Saturday, April 30, 2011

Enormous Statue of Powerful Pharaoh Unearthed





This is a reminder that Egypt continues to be an archeologist’s dream. The early work conducted over the past two centuries was often best described as reconnaissance.  What is now underway is the systematic reconstruction of past glories, however constrained by burial customs.

I would love to see all such great monuments fully reconstructed by a process of dismantlement, replacement and reassembly.  This has been partially done for the Parthenon and could largely be done today on almost anything.  I believe it is a worthy completion of many such archeological endeavors that would be enthusiastically supported.


Doing this in Egypt is at least plausible.  The Great Pyramid is the easiest and the obvious candidate, but after that there are many others from many other dynastic periods that are well worth doing.

At present archeology considers such to be sacrilege, but I expect this to soften as we winkle less and less information out of the present methodology.


Enormous statue of powerful pharaoh unearthed



CAIRO (AP) — Archaeologists unearthed one of the largest statues found to date of a powerful ancient Egyptian pharaoh at his mortuary temple in the southern city of Luxor, the country's antiquities authority announced Tuesday.

The 13 meter (42 foot) tall statue of Amenhotep III was one of a pair that flanked the northern entrance to the grand funerary temple on the west bank of the Nile that is currently the focus of a major excavation.

The statue consists of seven large quartzite blocks and still lacks a head and was actually first discovered in the 1928 and then rehidden, according to the press release from the country's antiquities authority. Archaeologists expect to find its twin in the next digging season.

Excavation supervisor Abdel-Ghaffar Wagdi said two other statues were also unearthed, one of the god Thoth with a baboon's head and a six foot (1.85 meter) tall one of the lion-headed goddess Sekhmet.

Archaeologists working on the temple over the past few years have issued a flood of announcements about new discoveries of statues. The 3,400-year-old temple is one of the largest on the west bank of the Nile in Luxor, where the powerful pharaohs of Egypt's New Kingdom built their tombs.

Amenhotep III, who was the grandfather of the famed boy-pharaoh Tutankhamun, ruled in the 14th century B.C. at the height of Egypt's New Kingdom and presided over a vast empire stretching from Nubia in the south to Syria in the north.

The pharaoh's temple was largely destroyed, possibly by floods, and little remains of its walls.
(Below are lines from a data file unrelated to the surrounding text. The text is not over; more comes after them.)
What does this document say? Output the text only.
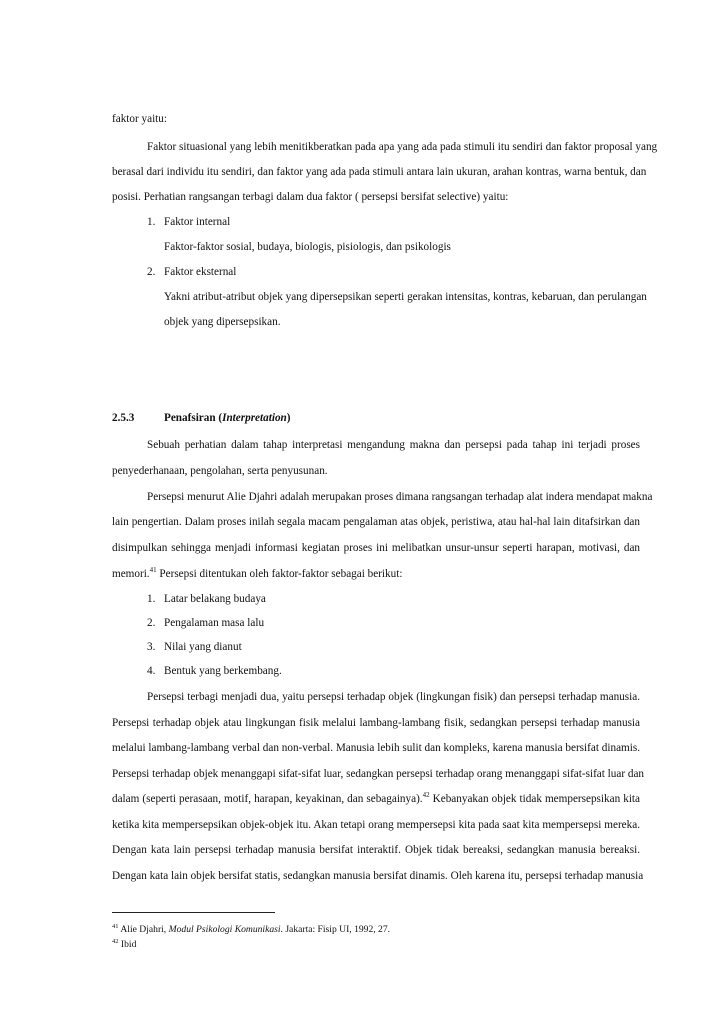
faktor yaitu:
Faktor situasional yang lebih menitikberatkan pada apa yang ada pada stimuli itu sendiri dan faktor proposal yang
berasal dari individu itu sendiri, dan faktor yang ada pada stimuli antara lain ukuran, arahan kontras, warna bentuk, dan
posisi. Perhatian rangsangan terbagi dalam dua faktor ( persepsi bersifat selective) yaitu:
1. Faktor internal
Faktor-faktor sosial, budaya, biologis, pisiologis, dan psikologis
2. Faktor eksternal
Yakni atribut-atribut objek yang dipersepsikan seperti gerakan intensitas, kontras, kebaruan, dan perulangan
objek yang dipersepsikan.
2.5.3	Penafsiran (Interpretation)
Sebuah perhatian dalam tahap interpretasi mengandung makna dan persepsi pada tahap ini terjadi proses
penyederhanaan, pengolahan, serta penyusunan.
Persepsi menurut Alie Djahri adalah merupakan proses dimana rangsangan terhadap alat indera mendapat makna
lain pengertian. Dalam proses inilah segala macam pengalaman atas objek, peristiwa, atau hal-hal lain ditafsirkan dan
disimpulkan sehingga menjadi informasi kegiatan proses ini melibatkan unsur-unsur seperti harapan, motivasi, dan
memori.$^{41}$ Persepsi ditentukan oleh faktor-faktor sebagai berikut:
1. Latar belakang budaya
2. Pengalaman masa lalu
3. Nilai yang dianut
4. Bentuk yang berkembang.
Persepsi terbagi menjadi dua, yaitu persepsi terhadap objek (lingkungan fisik) dan persepsi terhadap manusia.
Persepsi terhadap objek atau lingkungan fisik melalui lambang-lambang fisik, sedangkan persepsi terhadap manusia
melalui lambang-lambang verbal dan non-verbal. Manusia lebih sulit dan kompleks, karena manusia bersifat dinamis.
Persepsi terhadap objek menanggapi sifat-sifat luar, sedangkan persepsi terhadap orang menanggapi sifat-sifat luar dan
dalam (seperti perasaan, motif, harapan, keyakinan, dan sebagainya).$^{42}$ Kebanyakan objek tidak mempersepsikan kita
ketika kita mempersepsikan objek-objek itu. Akan tetapi orang mempersepsi kita pada saat kita mempersepsi mereka.
Dengan kata lain persepsi terhadap manusia bersifat interaktif. Objek tidak bereaksi, sedangkan manusia bereaksi.
Dengan kata lain objek bersifat statis, sedangkan manusia bersifat dinamis. Oleh karena itu, persepsi terhadap manusia
$^{41}$ Alie Djahri, Modul Psikologi Komunikasi. Jakarta: Fisip UI, 1992, 27.
$^{42}$ Ibid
It was also devastated by an earthquake in 27 B.C. But archaeologists have been able to unearth a wealth of artifacts and statuary in the buried ruins, including two statues of Amenhotep made of black granite found at the site in March 2009.

(This version CORRECTS original date of discovery.)

1 comment:

Unknown said...

Exactly who is paying for this work.. what does it do for tomorrows children?? This does nothing in any productive way, except make some money for those who will eventually sell the pieces.. If it is done with taxpayer money, whatever country, it is doing nothing.